Through Lighthouse I have majorly improved my life. With the daily support of Jai Singh and Chris Nash, I am developing a deeper and richer character and competence than I ever thought possible. I’m so thankful to be on this journey with my partners who I consider family, more so than the seemingly loving but actually destructive family who has tried to deter me from getting the essential upbringing I have truly needed to find true joy and peace. I now have the integrity to help others improve their lives, with Christ guiding me to be a role model to others.
Although being an Associate Partner is no walk in the park, I research and learn about people, myself, and my potential and am encouraged to work towards success. By “success” I mean understanding and growing my levels of self-awareness, conscience, independent will and creative imagination to help others and myself create value in my life every single day, with and for others as well as myself to get to a place of never having to say no to a child where I ought to say yes, both the child in me and those children out there in the world who are suffering an unimaginable reality. For those children who are dying of toxic water, screaming out in pain for their lives, alone, without shelter, food and proper sanitation, receiving no education with their family members in the same damning hell-like situation, God bless them.
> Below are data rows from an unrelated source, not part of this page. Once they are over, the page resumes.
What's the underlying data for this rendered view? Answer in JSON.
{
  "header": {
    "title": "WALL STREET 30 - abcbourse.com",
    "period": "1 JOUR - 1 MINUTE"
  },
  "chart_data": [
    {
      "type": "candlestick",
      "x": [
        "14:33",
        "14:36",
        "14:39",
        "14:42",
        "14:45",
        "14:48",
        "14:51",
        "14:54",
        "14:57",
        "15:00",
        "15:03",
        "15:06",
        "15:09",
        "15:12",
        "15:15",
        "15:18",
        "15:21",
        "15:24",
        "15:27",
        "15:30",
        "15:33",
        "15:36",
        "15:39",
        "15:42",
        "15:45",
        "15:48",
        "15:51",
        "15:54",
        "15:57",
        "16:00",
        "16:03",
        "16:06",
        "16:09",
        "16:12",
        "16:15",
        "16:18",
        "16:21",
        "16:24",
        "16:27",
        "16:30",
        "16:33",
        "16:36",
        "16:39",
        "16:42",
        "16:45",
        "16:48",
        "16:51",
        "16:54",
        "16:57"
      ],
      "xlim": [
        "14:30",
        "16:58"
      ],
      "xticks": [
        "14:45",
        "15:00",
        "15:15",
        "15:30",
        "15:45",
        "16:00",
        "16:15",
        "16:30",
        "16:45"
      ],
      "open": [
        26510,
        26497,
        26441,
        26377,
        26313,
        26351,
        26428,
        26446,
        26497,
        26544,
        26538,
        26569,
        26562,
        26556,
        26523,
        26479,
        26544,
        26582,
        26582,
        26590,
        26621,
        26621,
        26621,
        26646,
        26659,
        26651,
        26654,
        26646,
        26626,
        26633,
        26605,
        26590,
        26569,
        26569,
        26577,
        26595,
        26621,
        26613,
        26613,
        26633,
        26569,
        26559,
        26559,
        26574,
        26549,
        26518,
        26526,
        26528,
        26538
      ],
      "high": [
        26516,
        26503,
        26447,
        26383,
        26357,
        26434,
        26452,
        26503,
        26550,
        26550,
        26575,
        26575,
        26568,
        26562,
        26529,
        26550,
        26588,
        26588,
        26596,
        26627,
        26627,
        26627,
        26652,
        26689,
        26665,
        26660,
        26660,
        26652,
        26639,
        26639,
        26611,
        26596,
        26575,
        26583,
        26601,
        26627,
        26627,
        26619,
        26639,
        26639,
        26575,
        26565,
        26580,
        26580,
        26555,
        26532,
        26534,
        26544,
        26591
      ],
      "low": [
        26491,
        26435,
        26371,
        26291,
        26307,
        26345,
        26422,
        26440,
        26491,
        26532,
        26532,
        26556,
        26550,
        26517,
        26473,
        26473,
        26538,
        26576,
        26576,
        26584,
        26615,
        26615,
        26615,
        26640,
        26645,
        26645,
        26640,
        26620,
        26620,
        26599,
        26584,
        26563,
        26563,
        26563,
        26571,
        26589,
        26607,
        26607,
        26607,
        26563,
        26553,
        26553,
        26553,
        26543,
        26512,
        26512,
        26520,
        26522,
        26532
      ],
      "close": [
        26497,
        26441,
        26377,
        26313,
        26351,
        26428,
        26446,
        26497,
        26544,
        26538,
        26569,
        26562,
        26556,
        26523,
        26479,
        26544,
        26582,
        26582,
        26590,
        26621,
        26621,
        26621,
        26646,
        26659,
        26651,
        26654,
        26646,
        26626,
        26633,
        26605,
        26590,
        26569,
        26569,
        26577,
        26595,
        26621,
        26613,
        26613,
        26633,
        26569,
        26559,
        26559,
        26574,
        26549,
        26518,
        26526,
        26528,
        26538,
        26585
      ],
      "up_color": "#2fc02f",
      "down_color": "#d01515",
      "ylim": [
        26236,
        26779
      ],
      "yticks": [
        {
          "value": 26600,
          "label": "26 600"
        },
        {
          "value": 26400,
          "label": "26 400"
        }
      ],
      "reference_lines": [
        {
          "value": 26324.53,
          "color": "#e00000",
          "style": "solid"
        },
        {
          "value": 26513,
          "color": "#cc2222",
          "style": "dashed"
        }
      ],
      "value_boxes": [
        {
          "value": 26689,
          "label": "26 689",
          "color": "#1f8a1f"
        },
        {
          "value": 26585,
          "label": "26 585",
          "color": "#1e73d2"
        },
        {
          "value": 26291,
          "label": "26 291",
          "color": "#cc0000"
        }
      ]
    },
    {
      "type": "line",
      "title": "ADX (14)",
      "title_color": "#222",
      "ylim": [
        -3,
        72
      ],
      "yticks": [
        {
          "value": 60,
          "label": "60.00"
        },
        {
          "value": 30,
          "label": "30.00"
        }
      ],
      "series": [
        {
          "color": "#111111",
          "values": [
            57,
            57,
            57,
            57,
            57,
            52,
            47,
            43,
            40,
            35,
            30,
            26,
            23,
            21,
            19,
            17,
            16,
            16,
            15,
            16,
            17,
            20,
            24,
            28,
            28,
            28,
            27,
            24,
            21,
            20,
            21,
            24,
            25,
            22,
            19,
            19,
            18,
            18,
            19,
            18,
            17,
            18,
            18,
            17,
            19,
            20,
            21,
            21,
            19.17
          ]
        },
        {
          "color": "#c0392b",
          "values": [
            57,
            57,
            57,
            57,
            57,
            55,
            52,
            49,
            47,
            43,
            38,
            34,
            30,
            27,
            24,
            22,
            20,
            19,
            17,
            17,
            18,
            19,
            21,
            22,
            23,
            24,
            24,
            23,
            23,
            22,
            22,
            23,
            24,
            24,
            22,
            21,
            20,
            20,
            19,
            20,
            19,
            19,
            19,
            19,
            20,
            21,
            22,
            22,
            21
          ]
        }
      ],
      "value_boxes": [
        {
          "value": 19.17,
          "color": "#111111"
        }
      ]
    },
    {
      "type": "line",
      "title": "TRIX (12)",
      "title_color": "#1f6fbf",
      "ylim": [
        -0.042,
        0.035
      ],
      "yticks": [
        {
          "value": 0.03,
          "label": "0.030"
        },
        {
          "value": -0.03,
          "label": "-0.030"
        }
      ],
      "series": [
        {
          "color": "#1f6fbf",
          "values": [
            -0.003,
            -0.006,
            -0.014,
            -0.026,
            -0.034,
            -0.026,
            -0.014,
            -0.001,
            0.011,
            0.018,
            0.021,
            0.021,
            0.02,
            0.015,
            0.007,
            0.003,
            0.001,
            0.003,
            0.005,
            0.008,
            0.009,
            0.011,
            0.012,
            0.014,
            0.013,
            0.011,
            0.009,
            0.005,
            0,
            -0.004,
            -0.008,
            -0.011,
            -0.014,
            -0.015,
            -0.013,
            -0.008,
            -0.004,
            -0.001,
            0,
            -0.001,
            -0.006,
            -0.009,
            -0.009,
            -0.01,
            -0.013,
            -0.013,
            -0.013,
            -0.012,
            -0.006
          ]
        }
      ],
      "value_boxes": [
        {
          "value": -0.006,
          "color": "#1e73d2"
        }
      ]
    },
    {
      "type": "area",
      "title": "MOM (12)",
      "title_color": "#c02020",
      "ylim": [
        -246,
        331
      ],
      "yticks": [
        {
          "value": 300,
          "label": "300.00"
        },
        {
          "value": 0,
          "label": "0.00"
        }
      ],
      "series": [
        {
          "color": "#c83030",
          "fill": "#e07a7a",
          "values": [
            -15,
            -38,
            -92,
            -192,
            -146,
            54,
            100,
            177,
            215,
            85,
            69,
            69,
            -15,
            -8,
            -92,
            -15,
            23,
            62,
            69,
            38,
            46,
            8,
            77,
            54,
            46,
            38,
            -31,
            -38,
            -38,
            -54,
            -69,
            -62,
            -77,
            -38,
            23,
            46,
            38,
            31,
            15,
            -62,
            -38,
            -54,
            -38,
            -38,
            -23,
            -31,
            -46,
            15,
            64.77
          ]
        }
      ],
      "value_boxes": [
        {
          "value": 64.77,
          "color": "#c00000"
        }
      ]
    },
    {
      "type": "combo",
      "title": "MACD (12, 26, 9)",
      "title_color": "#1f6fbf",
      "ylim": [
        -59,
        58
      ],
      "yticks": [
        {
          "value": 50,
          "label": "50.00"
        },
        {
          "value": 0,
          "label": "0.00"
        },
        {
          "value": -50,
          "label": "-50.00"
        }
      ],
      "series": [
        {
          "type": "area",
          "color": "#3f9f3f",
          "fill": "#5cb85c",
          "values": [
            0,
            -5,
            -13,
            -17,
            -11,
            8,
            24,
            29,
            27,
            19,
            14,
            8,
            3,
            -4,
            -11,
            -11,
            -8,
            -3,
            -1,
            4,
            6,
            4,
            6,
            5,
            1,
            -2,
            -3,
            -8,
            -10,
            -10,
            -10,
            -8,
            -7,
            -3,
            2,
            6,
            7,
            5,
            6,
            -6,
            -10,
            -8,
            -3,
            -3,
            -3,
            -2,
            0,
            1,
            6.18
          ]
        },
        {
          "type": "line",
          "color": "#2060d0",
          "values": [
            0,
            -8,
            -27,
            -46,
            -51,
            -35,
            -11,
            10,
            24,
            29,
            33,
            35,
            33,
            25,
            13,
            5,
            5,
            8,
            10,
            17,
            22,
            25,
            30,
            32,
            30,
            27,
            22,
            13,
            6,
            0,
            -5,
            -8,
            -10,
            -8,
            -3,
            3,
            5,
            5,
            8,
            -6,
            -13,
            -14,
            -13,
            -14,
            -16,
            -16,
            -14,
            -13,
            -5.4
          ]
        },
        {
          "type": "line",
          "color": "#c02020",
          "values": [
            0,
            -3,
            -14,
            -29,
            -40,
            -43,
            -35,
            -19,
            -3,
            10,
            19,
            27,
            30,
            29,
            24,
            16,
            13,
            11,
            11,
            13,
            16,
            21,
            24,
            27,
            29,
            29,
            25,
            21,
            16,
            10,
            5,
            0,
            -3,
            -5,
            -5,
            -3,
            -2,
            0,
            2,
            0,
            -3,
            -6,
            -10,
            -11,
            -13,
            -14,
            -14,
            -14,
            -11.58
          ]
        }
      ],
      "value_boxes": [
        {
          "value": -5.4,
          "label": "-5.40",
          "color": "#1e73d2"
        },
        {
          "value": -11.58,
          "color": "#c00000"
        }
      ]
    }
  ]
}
Through everything that I have been through, the struggles, the late nights, the frustration, the ups and downs I am now in a position where I am supporting others through their loss and grievances, drug addiction, alcoholism, building healthy relationships and helping them take responsibility in their lives. There is no way 3 years ago I thought I would have gone through this much, let alone be in a position to be responsible for other people’s lives. I have gone from wanting to receive validation from my dad through building, in a job I started to hate into a growing young man with meaning and purpose, helping people out of situations similar to what I was in. I cannot put a price on the support and love I have received from all of those at Lighthouse, who I consider my brothers and sisters. What I and we do can’t be fit into a box, nor written out in a job description, because it’s the essence of our characters and our life experience that shines through, where we help and have been helped.
This is my personal testimony and I would be happy to answer any questions you may have about what I have written.